TJ10.3 Statistical post-processing using reforecasts to improve medium-range renewable energy forecasts

Monday, 7 January 2013: 4:30 PM
Room 6A (Austin Convention Center)
Thomas M. Hamill, NOAA, Boulder, CO; and J. S. Whitaker and G. Bates

Statistical post-processing using reforecasts to improve medium-range renewable energy forecasts

Thomas M. Hamill, Jeffrey S. Whitaker, and Gary T. Bates

For renewable-energy forecasts, many of the crucial decisions are currently made hours to 1 day in advance. This is partly because to fit the existing decision process, e.g., “unit commitments.”

In the future it may be possible to provide skillful renewable weather forecast decision support guidance at far longer leads, e.g., week +2 solar and wind-energy potential forecasts. These might be used to estimate demand and plan for maintenance, say, to take turbines offline if the wind-energy generation potential is forecast to be much below average.

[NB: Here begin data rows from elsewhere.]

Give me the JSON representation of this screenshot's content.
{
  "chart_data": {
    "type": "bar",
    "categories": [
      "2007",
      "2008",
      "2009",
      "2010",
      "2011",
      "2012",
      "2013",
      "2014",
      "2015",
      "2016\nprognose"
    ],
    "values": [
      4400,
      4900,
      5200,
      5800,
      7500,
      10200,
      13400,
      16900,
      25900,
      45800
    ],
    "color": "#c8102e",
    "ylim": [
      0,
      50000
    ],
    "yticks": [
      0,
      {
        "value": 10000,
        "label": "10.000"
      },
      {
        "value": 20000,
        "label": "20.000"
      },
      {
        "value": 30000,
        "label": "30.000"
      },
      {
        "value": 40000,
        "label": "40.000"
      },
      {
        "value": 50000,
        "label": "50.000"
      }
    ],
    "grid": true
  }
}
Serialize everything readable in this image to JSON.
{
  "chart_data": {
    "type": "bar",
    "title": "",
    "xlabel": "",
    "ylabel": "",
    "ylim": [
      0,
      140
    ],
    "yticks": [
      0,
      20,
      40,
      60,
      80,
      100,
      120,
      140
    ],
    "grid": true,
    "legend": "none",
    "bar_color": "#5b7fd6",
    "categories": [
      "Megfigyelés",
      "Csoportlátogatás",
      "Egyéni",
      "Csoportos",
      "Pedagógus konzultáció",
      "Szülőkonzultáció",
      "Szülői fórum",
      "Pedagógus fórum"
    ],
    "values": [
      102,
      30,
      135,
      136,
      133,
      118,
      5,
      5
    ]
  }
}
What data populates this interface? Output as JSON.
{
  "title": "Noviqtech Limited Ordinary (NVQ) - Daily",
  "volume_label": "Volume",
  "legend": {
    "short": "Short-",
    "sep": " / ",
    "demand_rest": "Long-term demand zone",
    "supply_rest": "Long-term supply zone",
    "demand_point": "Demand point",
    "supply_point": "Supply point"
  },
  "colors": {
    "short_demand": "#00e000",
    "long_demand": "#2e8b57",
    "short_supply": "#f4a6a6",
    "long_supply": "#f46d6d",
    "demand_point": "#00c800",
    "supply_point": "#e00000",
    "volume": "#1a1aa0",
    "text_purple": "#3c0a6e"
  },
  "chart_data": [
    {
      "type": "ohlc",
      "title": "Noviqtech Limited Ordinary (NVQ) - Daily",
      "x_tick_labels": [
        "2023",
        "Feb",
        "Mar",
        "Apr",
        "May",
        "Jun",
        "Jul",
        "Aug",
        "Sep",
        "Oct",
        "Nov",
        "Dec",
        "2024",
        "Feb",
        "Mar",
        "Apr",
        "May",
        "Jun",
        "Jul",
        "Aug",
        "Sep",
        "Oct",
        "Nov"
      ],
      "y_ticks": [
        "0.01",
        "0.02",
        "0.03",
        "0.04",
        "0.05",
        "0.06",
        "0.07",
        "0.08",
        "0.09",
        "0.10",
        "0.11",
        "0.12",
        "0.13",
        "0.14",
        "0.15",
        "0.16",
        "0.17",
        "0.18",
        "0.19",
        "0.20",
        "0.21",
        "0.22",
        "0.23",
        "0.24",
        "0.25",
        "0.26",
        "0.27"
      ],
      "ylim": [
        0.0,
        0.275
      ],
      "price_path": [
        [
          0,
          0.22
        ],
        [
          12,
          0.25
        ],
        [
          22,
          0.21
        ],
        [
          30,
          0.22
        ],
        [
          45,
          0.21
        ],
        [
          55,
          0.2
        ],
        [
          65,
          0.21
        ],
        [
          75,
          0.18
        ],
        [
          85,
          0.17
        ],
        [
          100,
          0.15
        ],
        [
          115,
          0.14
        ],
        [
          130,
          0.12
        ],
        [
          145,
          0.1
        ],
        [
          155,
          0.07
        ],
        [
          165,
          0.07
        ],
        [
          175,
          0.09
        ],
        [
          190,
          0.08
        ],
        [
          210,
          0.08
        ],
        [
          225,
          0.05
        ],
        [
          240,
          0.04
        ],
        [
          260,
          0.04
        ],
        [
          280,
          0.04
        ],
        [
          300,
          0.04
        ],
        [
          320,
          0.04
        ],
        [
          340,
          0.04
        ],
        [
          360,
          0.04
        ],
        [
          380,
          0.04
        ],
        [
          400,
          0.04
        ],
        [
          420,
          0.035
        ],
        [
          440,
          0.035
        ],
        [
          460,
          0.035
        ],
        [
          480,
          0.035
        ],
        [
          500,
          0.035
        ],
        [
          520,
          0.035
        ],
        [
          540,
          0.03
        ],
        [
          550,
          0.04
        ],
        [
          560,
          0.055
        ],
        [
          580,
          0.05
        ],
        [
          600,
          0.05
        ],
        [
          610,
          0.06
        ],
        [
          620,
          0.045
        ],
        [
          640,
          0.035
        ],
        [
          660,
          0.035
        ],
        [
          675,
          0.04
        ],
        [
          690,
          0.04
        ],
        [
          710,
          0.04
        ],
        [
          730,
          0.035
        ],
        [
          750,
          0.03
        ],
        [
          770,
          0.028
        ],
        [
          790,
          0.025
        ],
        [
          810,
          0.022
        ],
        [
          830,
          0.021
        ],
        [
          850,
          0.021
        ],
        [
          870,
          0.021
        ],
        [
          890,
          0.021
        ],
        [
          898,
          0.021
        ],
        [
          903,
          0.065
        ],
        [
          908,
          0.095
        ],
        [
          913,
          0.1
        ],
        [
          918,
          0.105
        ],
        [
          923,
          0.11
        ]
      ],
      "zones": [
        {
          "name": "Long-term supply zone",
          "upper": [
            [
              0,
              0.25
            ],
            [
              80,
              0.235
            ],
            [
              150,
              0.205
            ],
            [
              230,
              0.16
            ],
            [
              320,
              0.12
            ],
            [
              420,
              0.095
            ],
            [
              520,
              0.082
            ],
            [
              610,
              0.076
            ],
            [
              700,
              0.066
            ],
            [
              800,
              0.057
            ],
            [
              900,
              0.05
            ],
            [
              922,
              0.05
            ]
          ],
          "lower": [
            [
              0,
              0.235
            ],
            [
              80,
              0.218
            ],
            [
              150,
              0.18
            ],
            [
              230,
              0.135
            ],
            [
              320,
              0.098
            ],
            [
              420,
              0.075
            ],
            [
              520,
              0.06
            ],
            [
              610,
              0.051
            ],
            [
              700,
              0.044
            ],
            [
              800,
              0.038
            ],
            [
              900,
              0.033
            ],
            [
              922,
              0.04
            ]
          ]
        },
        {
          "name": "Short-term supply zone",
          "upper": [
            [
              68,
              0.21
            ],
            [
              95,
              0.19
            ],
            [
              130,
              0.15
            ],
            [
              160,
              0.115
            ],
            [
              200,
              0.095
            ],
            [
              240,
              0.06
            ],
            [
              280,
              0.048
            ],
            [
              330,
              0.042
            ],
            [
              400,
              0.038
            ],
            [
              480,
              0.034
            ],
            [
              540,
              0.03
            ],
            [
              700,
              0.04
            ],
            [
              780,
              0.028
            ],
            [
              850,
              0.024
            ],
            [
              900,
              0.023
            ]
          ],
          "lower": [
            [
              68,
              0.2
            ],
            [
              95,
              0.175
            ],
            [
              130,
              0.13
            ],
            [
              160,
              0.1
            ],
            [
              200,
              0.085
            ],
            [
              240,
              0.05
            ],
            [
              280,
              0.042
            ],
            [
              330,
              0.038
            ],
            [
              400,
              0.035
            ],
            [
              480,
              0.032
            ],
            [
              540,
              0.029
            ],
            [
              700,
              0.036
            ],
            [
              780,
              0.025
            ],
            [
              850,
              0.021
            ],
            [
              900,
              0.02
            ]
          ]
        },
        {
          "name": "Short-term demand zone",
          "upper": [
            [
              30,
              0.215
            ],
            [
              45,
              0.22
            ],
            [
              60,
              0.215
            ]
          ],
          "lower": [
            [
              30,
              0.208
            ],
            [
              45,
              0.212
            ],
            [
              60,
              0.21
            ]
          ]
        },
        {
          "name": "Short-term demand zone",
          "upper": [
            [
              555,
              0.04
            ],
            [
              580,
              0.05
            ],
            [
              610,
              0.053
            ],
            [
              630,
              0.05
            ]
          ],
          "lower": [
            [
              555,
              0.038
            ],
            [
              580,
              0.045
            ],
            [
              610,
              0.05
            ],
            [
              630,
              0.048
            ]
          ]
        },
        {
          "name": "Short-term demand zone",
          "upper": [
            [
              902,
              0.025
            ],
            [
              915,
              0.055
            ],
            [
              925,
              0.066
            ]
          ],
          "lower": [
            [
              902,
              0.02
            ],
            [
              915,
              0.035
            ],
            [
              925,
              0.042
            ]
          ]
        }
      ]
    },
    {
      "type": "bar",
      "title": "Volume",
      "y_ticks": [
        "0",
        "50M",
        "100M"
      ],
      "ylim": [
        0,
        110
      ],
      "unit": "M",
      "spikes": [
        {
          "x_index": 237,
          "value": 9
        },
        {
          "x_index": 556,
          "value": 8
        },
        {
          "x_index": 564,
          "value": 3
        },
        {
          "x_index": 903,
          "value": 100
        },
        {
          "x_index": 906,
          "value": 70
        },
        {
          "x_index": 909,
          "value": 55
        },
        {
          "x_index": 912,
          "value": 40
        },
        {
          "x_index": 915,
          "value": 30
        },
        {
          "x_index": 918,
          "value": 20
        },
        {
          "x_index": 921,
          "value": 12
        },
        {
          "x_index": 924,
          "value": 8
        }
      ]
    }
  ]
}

Given the inaccuracies in numerical weather forecast guidance due to chaotic growth of initial conditions, model error, and sampling error, statistical post-processing is an essential component in preparing decision support at these longer lead times. Statistical post-processing is much easier and more accurate when there is a long period of training data using the same model that is run operationally.

In this talk we will describe such a “reforecast” data set. Every day from late 1984 to present, 11-member global reforecasts were computed using the current (2012) operational version of the Global Ensemble Forecast System (GEFS). Forecasts extend to 16 days lead. As with the operational model, the forecasts were computed at T254L42 (about ½ degree grid spacing) in week 1 and T190L42 (about ¾-degree) in week 2. Data was archived every 3 h to 72 h, and every 6 h thereafter. 99 fields are freely available for fast download from NOAA/ESRL/PSD. A full data archive is maintained at the Department of Energy, where the data set was created. Prior to 2012, the Climate Forecast System Reanalysis supplied the control initial condition. Perturbed initial conditions were generated with the operational ensemble transform with rescaling technique. The talk will describe the data set in more detail, the download procedures, and then describe some simple applications for renewable energy forecasts, such as the use of the reforecasts for the calibration and statistical downscaling of real-time forecasts of wind and solar energy potential. We will sketch out some more speculative and creative applications of this data set.